A maior parte das empresas no nosso país é um
autêntico departamento
das finanças não-remunerado. No entanto, tudo isso tem de ser completamente
escondido do cidadão comum: lembrem-se, há que fingir que pagar impostos é um inquestionável
sinal de modernidade, e que, afinal, nem custa nada, pois tudo é tratado
automaticamente.
Vamos ao caso concreto: o maior demônio do sistema
tributário é a chamada 'retenção na fonte'. No fundo, tal prática pode ser
resumida em uma simples expressão: financiamento do estado sem que este tenha
de pagar pelos custos do serviço.
As empresas são obrigadas a adiantar todo o seu
imposto ao longo do ano, naquilo que é obviamente um empréstimo sem juros ao estado,
sendo que podem muito bem nem receber de volta aquilo pelo qual pagaram em
excesso quando chega a hora de ajustar as contas (na melhor das hipóteses, há uma
restituição parcelada e atrasado daquilo que foi pago em excesso).
Por outro lado, essas mesmas empresas estão encarregadas
de, sempre que efetuarem os pagamentos dos salários dos empregados, reter 'na
fonte' o imposto sobre o rendimento destes, de forma que tudo seja processado
sem que o iludido funcionário sequer chegue a sentir que o dinheiro lhe
foi literalmente extorquido — e, mesmo que o sinta, vai associar o roubo à
figura do patrão, que não lhe paga o suficiente, e não a toda a colmeia de
funcionários e pensionistas que vivem à sua conta.
[No Brasil já é assim: os custos de um empregado para um patrão são o dobro do salário
que ele realmente ganha. Um trabalhador que recebe R$ 1.500 custa mais de
R$ 3.000 para o patrão, por causa dos impostos e dos encargos sociais e
trabalhistas. A diferença vai para o
governo. O salário do trabalhador acaba
sendo muito menor do que poderia ser, e por causa do governo. Mas o empregado quase sempre atribui seu
baixo salário à ganância do patrão.]
Alguém acredita que o Leviatã poderia se dar ao luxo
de sugar tanta riqueza nacional se fossem os próprios cidadãos a entregar o seu
imposto no fim do ano? O conceito de 'retenção na fonte' é um dos maiores
atentados à liberdade individual já levados a cabo pela sempre original tropa
de auditores fiscais.
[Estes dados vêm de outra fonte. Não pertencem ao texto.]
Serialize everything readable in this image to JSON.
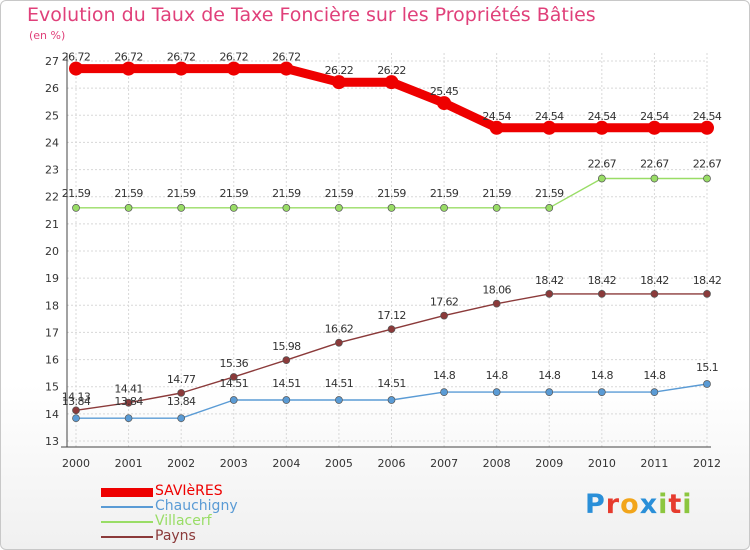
{
  "title": "Evolution du Taux de Taxe Foncière sur les Propriétés Bâties",
  "subtitle": "(en %)",
  "brand": {
    "text": "Proxiti",
    "letters": [
      {
        "ch": "P",
        "color": "#2a8fd8"
      },
      {
        "ch": "r",
        "color": "#e63b2e"
      },
      {
        "ch": "o",
        "color": "#f2a51a"
      },
      {
        "ch": "x",
        "color": "#2a8fd8"
      },
      {
        "ch": "i",
        "color": "#8cc63f"
      },
      {
        "ch": "t",
        "color": "#e63b2e"
      },
      {
        "ch": "i",
        "color": "#8cc63f"
      }
    ]
  },
  "chart_data": {
    "type": "line",
    "title": "Evolution du Taux de Taxe Foncière sur les Propriétés Bâties",
    "ylabel": "(en %)",
    "xlabel": "",
    "ylim": [
      13,
      27
    ],
    "yticks": [
      "13",
      "14",
      "15",
      "16",
      "17",
      "18",
      "19",
      "20",
      "21",
      "22",
      "23",
      "24",
      "25",
      "26",
      "27"
    ],
    "grid": true,
    "legend": "bottom-left",
    "x": [
      "2000",
      "2001",
      "2002",
      "2003",
      "2004",
      "2005",
      "2006",
      "2007",
      "2008",
      "2009",
      "2010",
      "2011",
      "2012"
    ],
    "series": [
      {
        "name": "SAVIèRES",
        "color": "#ee0000",
        "values": [
          26.72,
          26.72,
          26.72,
          26.72,
          26.72,
          26.22,
          26.22,
          25.45,
          24.54,
          24.54,
          24.54,
          24.54,
          24.54
        ],
        "labels": [
          "26.72",
          "26.72",
          "26.72",
          "26.72",
          "26.72",
          "26.22",
          "26.22",
          "25.45",
          "24.54",
          "24.54",
          "24.54",
          "24.54",
          "24.54"
        ]
      },
      {
        "name": "Chauchigny",
        "color": "#5a9bd5",
        "values": [
          13.84,
          13.84,
          13.84,
          14.51,
          14.51,
          14.51,
          14.51,
          14.8,
          14.8,
          14.8,
          14.8,
          14.8,
          15.1
        ],
        "labels": [
          "13.84",
          "13.84",
          "13.84",
          "14.51",
          "14.51",
          "14.51",
          "14.51",
          "14.8",
          "14.8",
          "14.8",
          "14.8",
          "14.8",
          "15.1"
        ]
      },
      {
        "name": "Villacerf",
        "color": "#99dd66",
        "values": [
          21.59,
          21.59,
          21.59,
          21.59,
          21.59,
          21.59,
          21.59,
          21.59,
          21.59,
          21.59,
          22.67,
          22.67,
          22.67
        ],
        "labels": [
          "21.59",
          "21.59",
          "21.59",
          "21.59",
          "21.59",
          "21.59",
          "21.59",
          "21.59",
          "21.59",
          "21.59",
          "22.67",
          "22.67",
          "22.67"
        ]
      },
      {
        "name": "Payns",
        "color": "#8b3a3a",
        "values": [
          14.13,
          14.41,
          14.77,
          15.36,
          15.98,
          16.62,
          17.12,
          17.62,
          18.06,
          18.42,
          18.42,
          18.42,
          18.42
        ],
        "labels": [
          "14.13",
          "14.41",
          "14.77",
          "15.36",
          "15.98",
          "16.62",
          "17.12",
          "17.62",
          "18.06",
          "18.42",
          "18.42",
          "18.42",
          "18.42"
        ]
      }
    ]
  }
}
É uma obra prima do totalitarismo fiscal.[2]
Tal como os impostos progressivos.
Os impostos progressivos são a maneira de o estado
poupar a maioria da população com rendimentos mais baixos, com menos a perder e
com mais ganas de ir para a rua protestar, ao mesmo tempo em que suga quase
todo o rendimento dos empreendedores e da classe média, que pagam a maior parte
dos impostos, mas cuja vida ocupada e cheia de responsabilidades impossibilita
uma verdadeira e efetiva marcha contra esta situação.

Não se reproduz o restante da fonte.